The report relies on anecdotal evidence from human resource managers of large corporations. At Great Omaha Packing Co., a vice president initiated health fairs after hearing about an employee dying due to diabetes mismanagement. The health fair was tailored to their own corporate culture and this was a key part of the success of the program. The company reflected upon its workforce and due to the fact that it was largely South American, and there was a culture of passing Sundays with the family, the fairs were organized on Sundays. This served the purpose of bringing the families into the healthcare fold as well, because spouses and children also have a healthcare cost on the company.

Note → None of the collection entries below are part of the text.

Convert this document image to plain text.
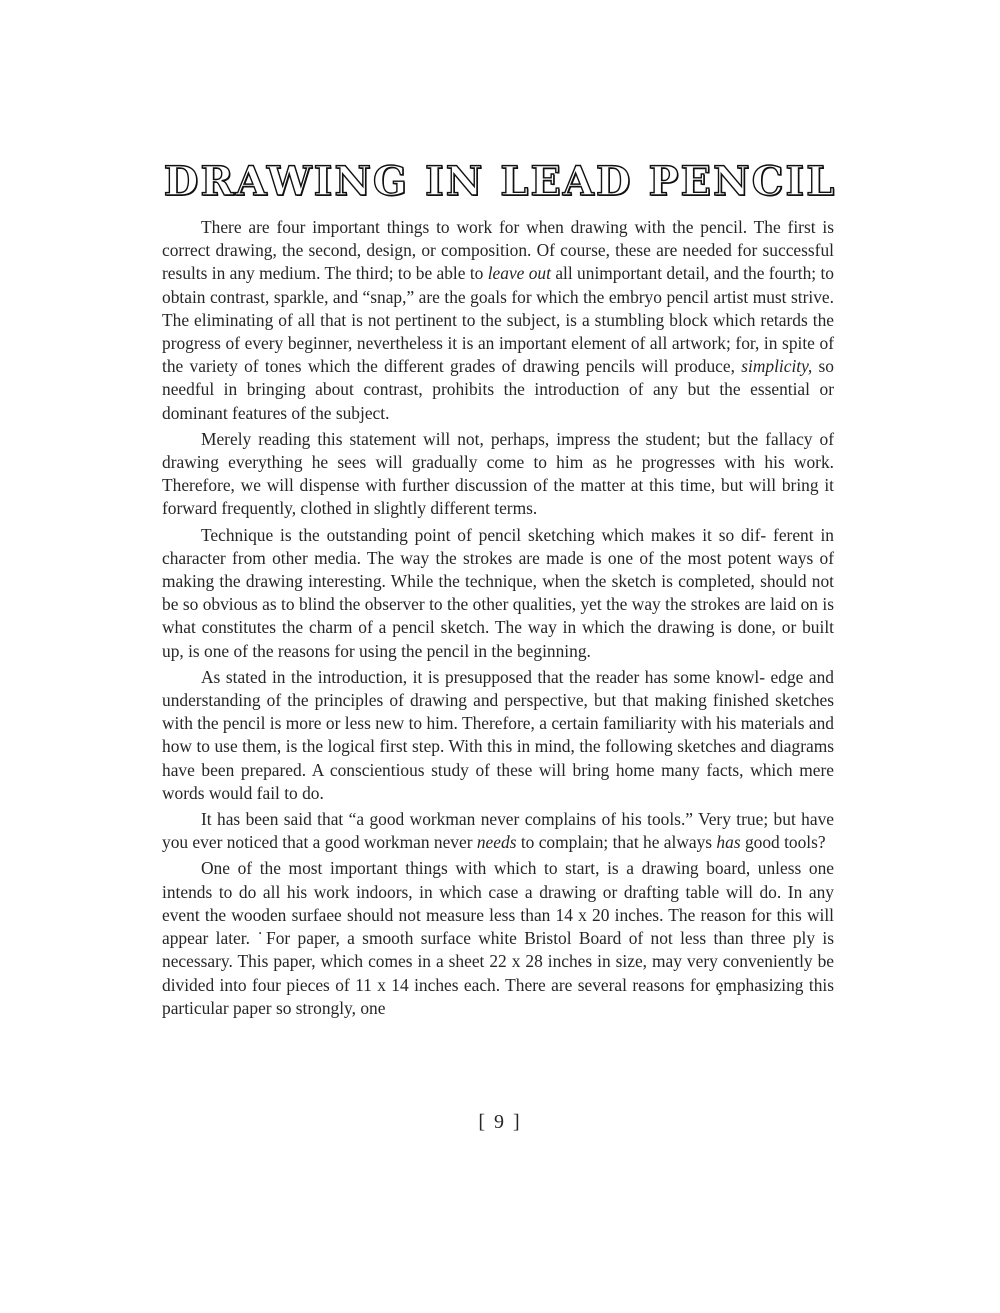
DRAWING IN LEAD PENCIL

There are four important things to work for when drawing with the pencil. The first is correct drawing, the second, design, or composition. Of course, these are needed for successful results in any medium. The third; to be able to leave out all unimportant detail, and the fourth; to obtain contrast, sparkle, and “snap,” are the goals for which the embryo pencil artist must strive. The eliminating of all that is not pertinent to the subject, is a stumbling block which retards the progress of every beginner, nevertheless it is an important element of all artwork; for, in spite of the variety of tones which the different grades of drawing pencils will produce, simplicity, so needful in bringing about contrast, prohibits the introduction of any but the essential or dominant features of the subject.

Merely reading this statement will not, perhaps, impress the student; but the fallacy of drawing everything he sees will gradually come to him as he progresses with his work. Therefore, we will dispense with further discussion of the matter at this time, but will bring it forward frequently, clothed in slightly different terms.

Technique is the outstanding point of pencil sketching which makes it so dif‑ ferent in character from other media. The way the strokes are made is one of the most potent ways of making the drawing interesting. While the technique, when the sketch is completed, should not be so obvious as to blind the observer to the other qualities, yet the way the strokes are laid on is what constitutes the charm of a pencil sketch. The way in which the drawing is done, or built up, is one of the reasons for using the pencil in the beginning.

As stated in the introduction, it is presupposed that the reader has some knowl‑ edge and understanding of the principles of drawing and perspective, but that making finished sketches with the pencil is more or less new to him. Therefore, a certain familiarity with his materials and how to use them, is the logical first step. With this in mind, the following sketches and diagrams have been prepared. A conscientious study of these will bring home many facts, which mere words would fail to do.

It has been said that “a good workman never complains of his tools.” Very true; but have you ever noticed that a good workman never needs to complain; that he always has good tools?

One of the most important things with which to start, is a drawing board, unless one intends to do all his work indoors, in which case a drawing or drafting table will do. In any event the wooden surfaee should not measure less than 14 x 20 inches. The reason for this will appear later. ˙For paper, a smooth surface white Bristol Board of not less than three ply is necessary. This paper, which comes in a sheet 22 x 28 inches in size, may very conveniently be divided into four pieces of 11 x 14 inches each. There are several reasons for ȩmphasizing this particular paper so strongly, one

[ 9 ]
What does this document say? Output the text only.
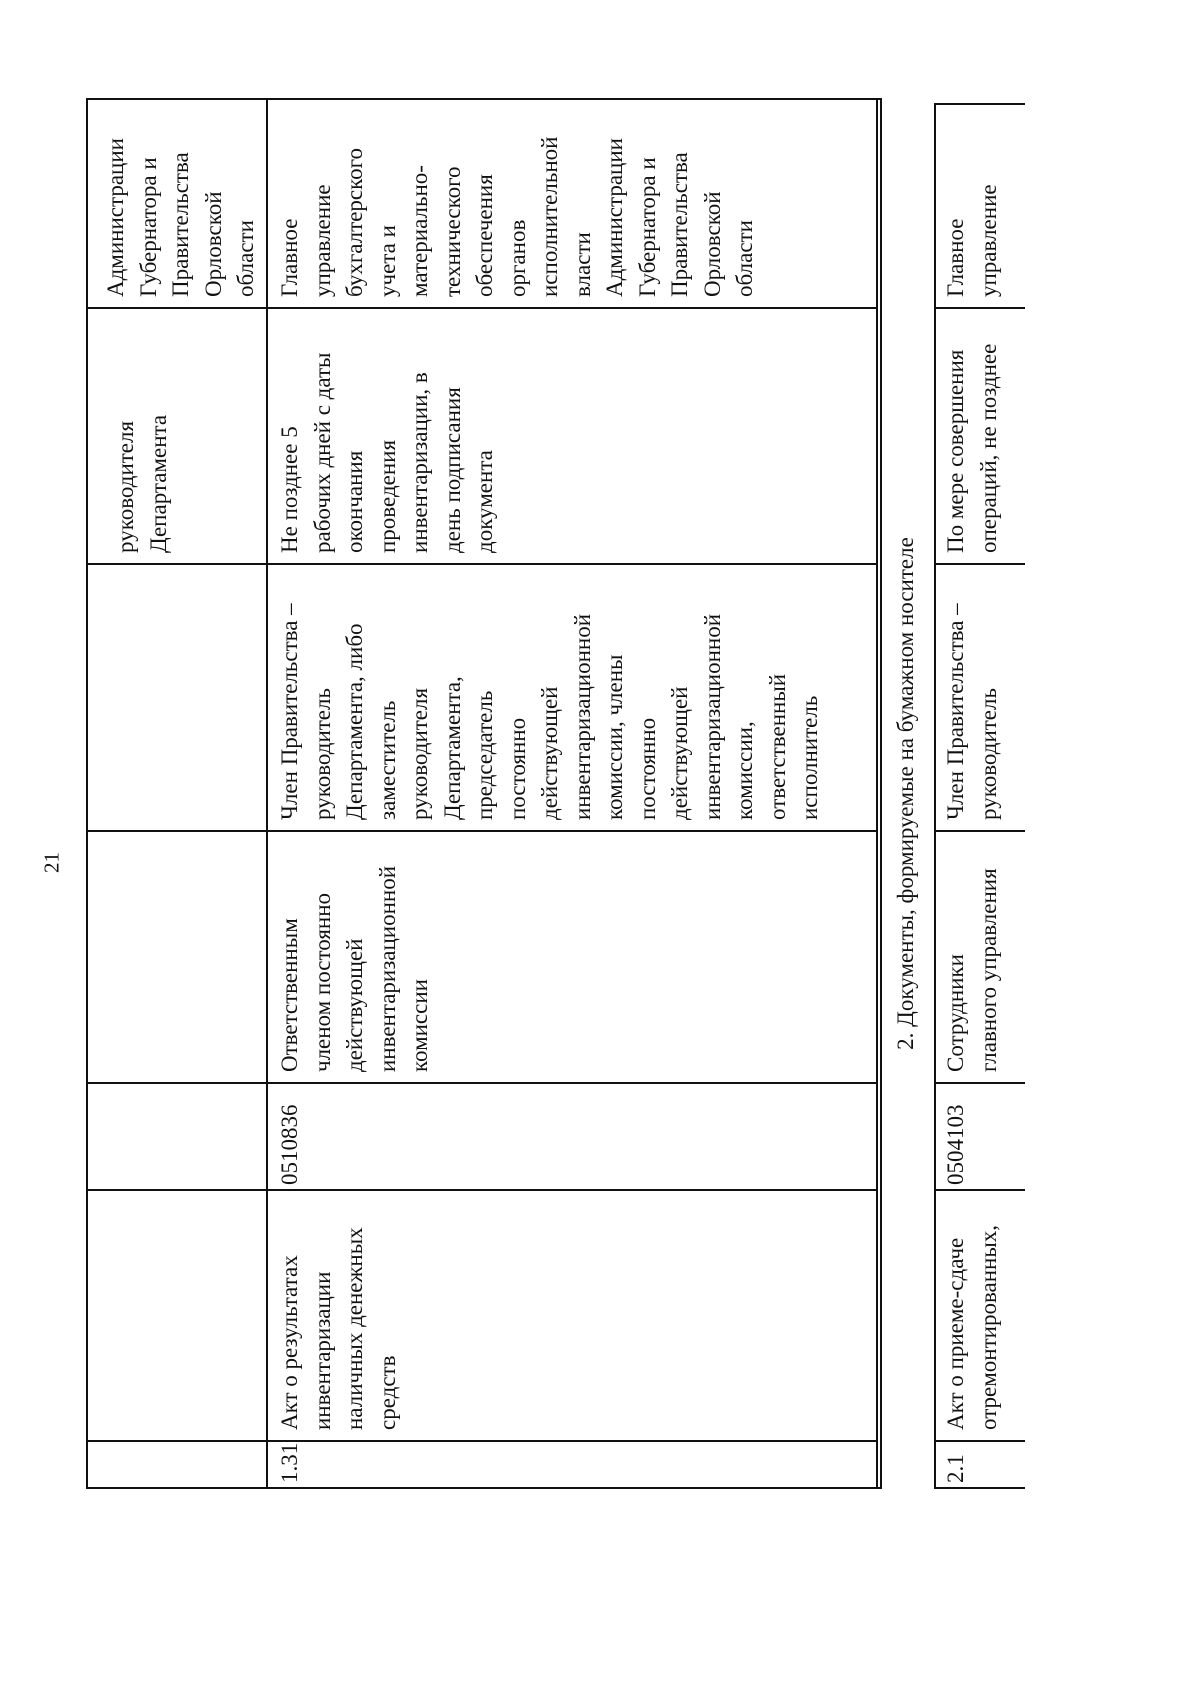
21
руководителя
Департамента
Администрации
Губернатора и
Правительства
Орловской
области
1.31
Акт о результатах
инвентаризации
наличных денежных
средств
0510836
Ответственным
членом постоянно
действующей
инвентаризационной
комиссии
Член Правительства –
руководитель
Департамента, либо
заместитель
руководителя
Департамента,
председатель
постоянно
действующей
инвентаризационной
комиссии, члены
постоянно
действующей
инвентаризационной
комиссии,
ответственный
исполнитель
Не позднее 5
рабочих дней с даты
окончания
проведения
инвентаризации, в
день подписания
документа
Главное
управление
бухгалтерского
учета и
материально-
технического
обеспечения
органов
исполнительной
власти
Администрации
Губернатора и
Правительства
Орловской
области
2. Документы, формируемые на бумажном носителе
2.1
Акт о приеме-сдаче
отремонтированных,
0504103
Сотрудники
главного управления
Член Правительства –
руководитель
По мере совершения
операций, не позднее
Главное
управление
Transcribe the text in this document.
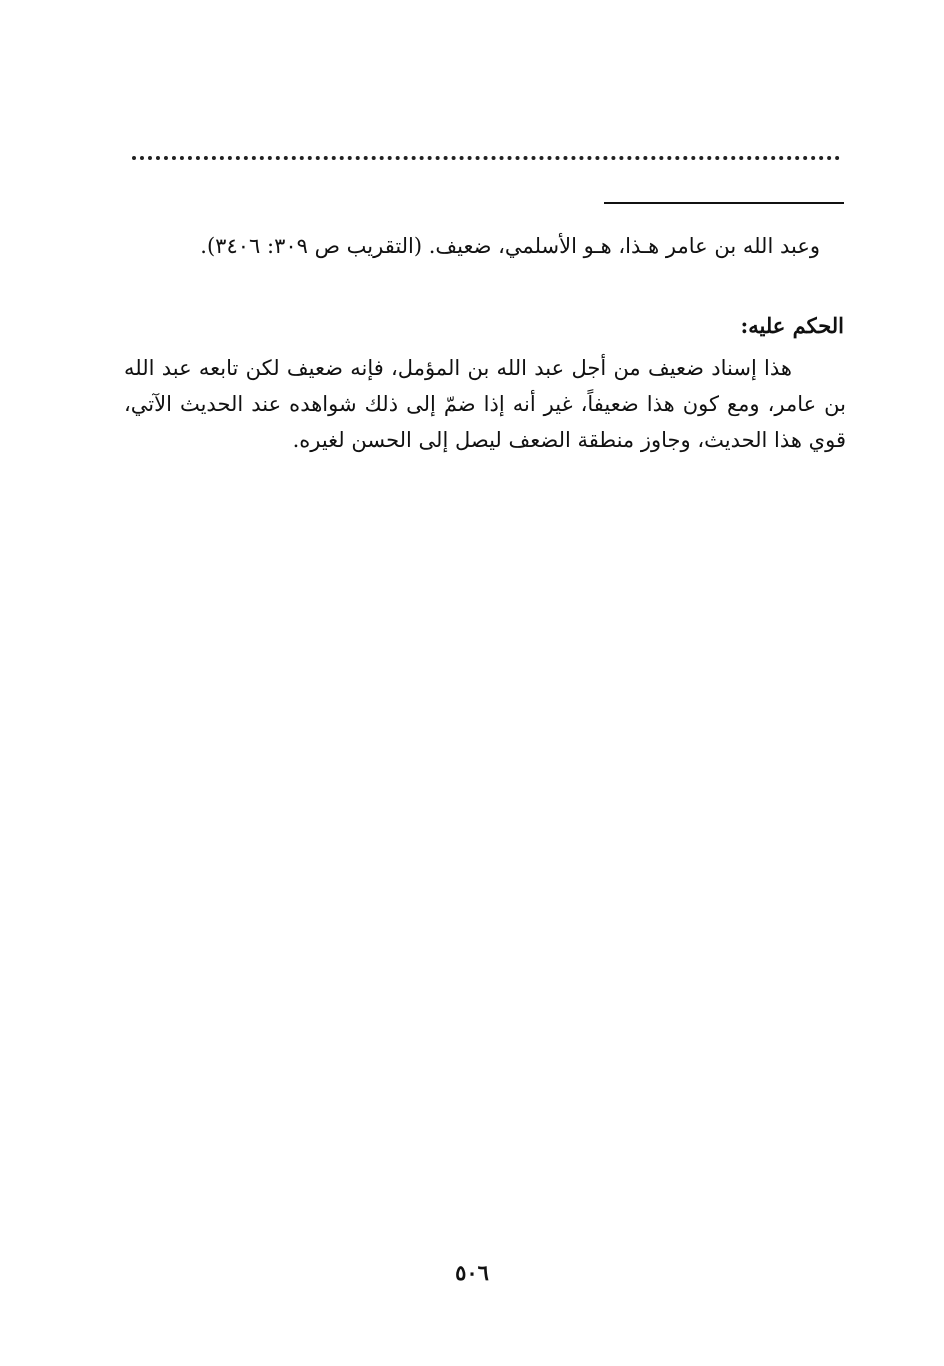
وعبد الله بن عامر هـذا، هـو الأسلمي، ضعيف. (التقريب ص ٣٠٩: ٣٤٠٦).

الحكم عليه:

هذا إسناد ضعيف من أجل عبد الله بن المؤمل، فإنه ضعيف لكن تابعه عبد الله بن عامر، ومع كون هذا ضعيفاً، غير أنه إذا ضمّ إلى ذلك شواهده عند الحديث الآتي، قوي هذا الحديث، وجاوز منطقة الضعف ليصل إلى الحسن لغيره.

٥٠٦
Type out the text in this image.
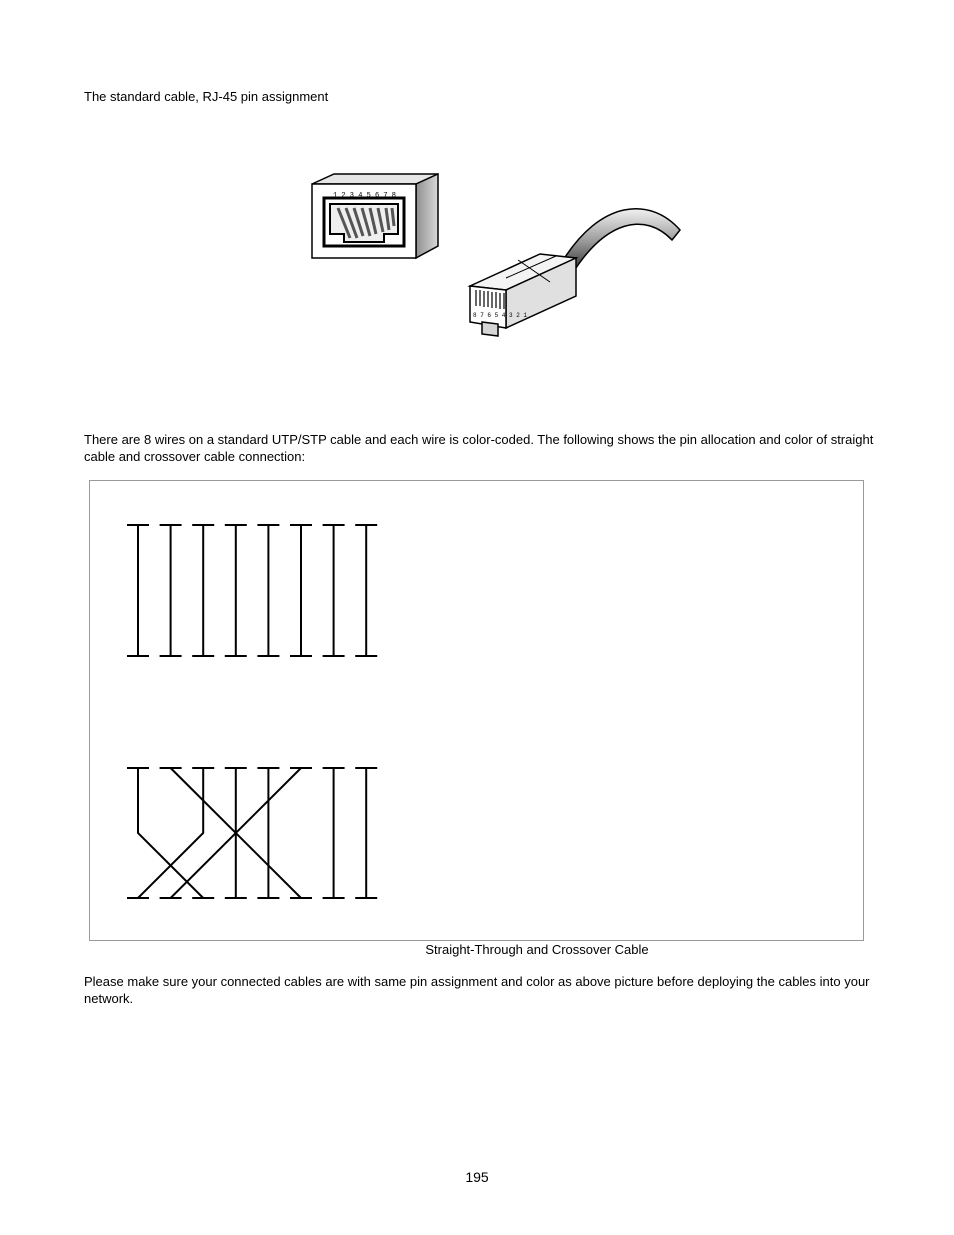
The standard cable, RJ-45 pin assignment
1 2 3 4 5 6 7 8
8 7 6 5 4 3 2 1
There are 8 wires on a standard UTP/STP cable and each wire is color-coded. The following shows the pin allocation and color of straight cable and crossover cable connection:
Straight-Through and Crossover Cable
Please make sure your connected cables are with same pin assignment and color as above picture before deploying the cables into your network.
195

Another case that Claussen discusses is an UPS packing facility in California. UPS is an enormous corporation with over 425000 employees worldwide. The nature of the work, carrying packages that can be extremely heavy, requires that employees by physically fit, or face nasty injuries. The facility started out modestly by introducing a morning yoga class for the employees. It soon became very popular and had to be moved to larger facilities and was expanded to other UPS facilities. This laid the groundwork for the evolution of a more comprehensive health care initiative that was implemented after.
In sum, wellness programs initiated by companies have a positive impact on the health of employees and families. In turn, this saves the company significant money in absenteeism and direct health costs.
Claussen, L. (2009, May). Well & Safe. Safety + Health, 52-55.